Given his scores in New Zealand, how does the move to appoint him captain make logical sense then—even with the absence of several senior players for Bangladesh? If this is not throwing him under the bus, then I must ask what is?
Another questionable selections is that of John Campbell. After a reasonable start again England in 2019 with scores of 44, 33, 47, 11*, 41 and 0, he followed with scores of 55 and 19* against Afghanistan.
His scores on the England tour were 28, 8*, 12, 4, 32 and 0, followed by 26, 2, 14 and 68 in New Zealand.
Campbell’s total runs after his first six innings in 2019 were 176 with an average of 35.2, with one not out. His English tour produced the sum total of 84 runs at an average of 16.8, followed by 110 runs with a high score of 68 (in his final innings) in New Zealand at an average of 27.5.
An overall total since debut of 444 runs from 18 innings with three not-outs at an average of 29.6. One must ask are we rewarding mediocrity? Or, as one person commented after his score of 68, ‘has has he secured his seat on the plane for the next tour’ with one innings in New Zealand?
Even more baffling is the omission of Chemar Holder who made a reasonable debut against New Zealand but cannot making the touring party for the Test squad, and is only included in the limited overs squad.
Instead, Harper and company found room for two orthodox left arm spinners in Veerasammy Permaul and Jomel Warrican and a right arm off spinner in Rahkeem Cornwall, backed up by another left arm orthodox spinning all rounder in Kavem Hodge.
Were the selectors under the spirits of the season? Their reasoning and thinking had to be impaired by something to carry three spinners and a spinning all rounder.

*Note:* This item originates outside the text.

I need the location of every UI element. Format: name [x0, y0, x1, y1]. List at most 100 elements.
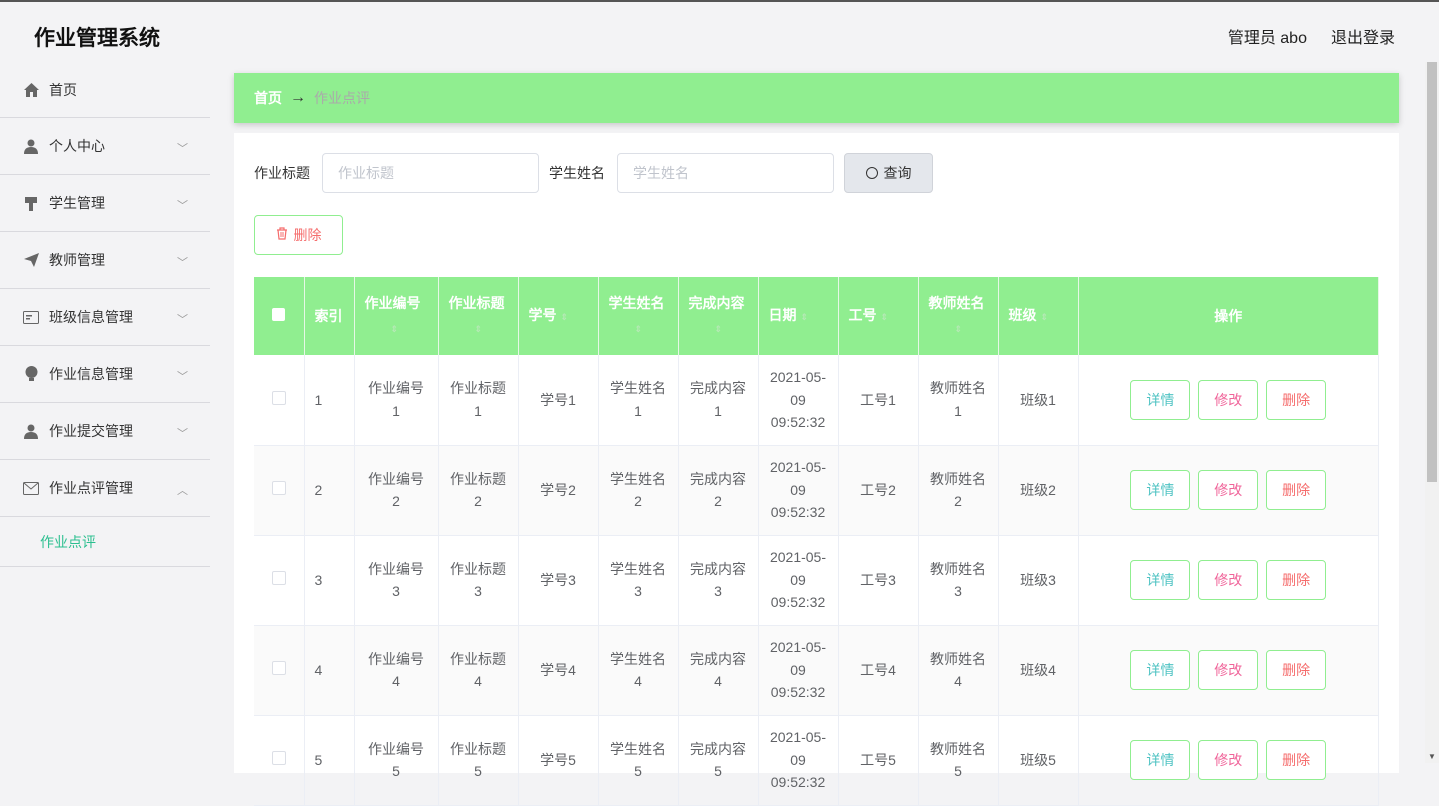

An argument that can be made when questioning the selections is a case for Sunil Ambris. This is a versatile player who made his debut against New Zealand in 2017. He has played six test matches with a highest score of 43.
While, as I said earlier in relation to Campbell, we ought not to be rewarding mediocrity; this is not really such a case.
In the absence of a second wicketkeeper, Ambris could have been a more useful member of the touring party, since none of the three spinners included is likely to be a match winner. Ambris would have added more options in the batting and more balance as a contingency, even with his modest return thus far in the Test arena.
Harper and company ought to explain their thinking, otherwise one cannot help but think that they are band of marauding lunatics who cannot be taken seriously.
The composition of this Test team leaves a lot to be desired, even in the face of the withdrawals. The Test squad lacks balance and appears to be the work of persons that are consumed with the sprits of the current season.
In addition to saying that the more things change is the more they remain the same, I can also say doing the same things and expecting a different result is the beginning of lunacy.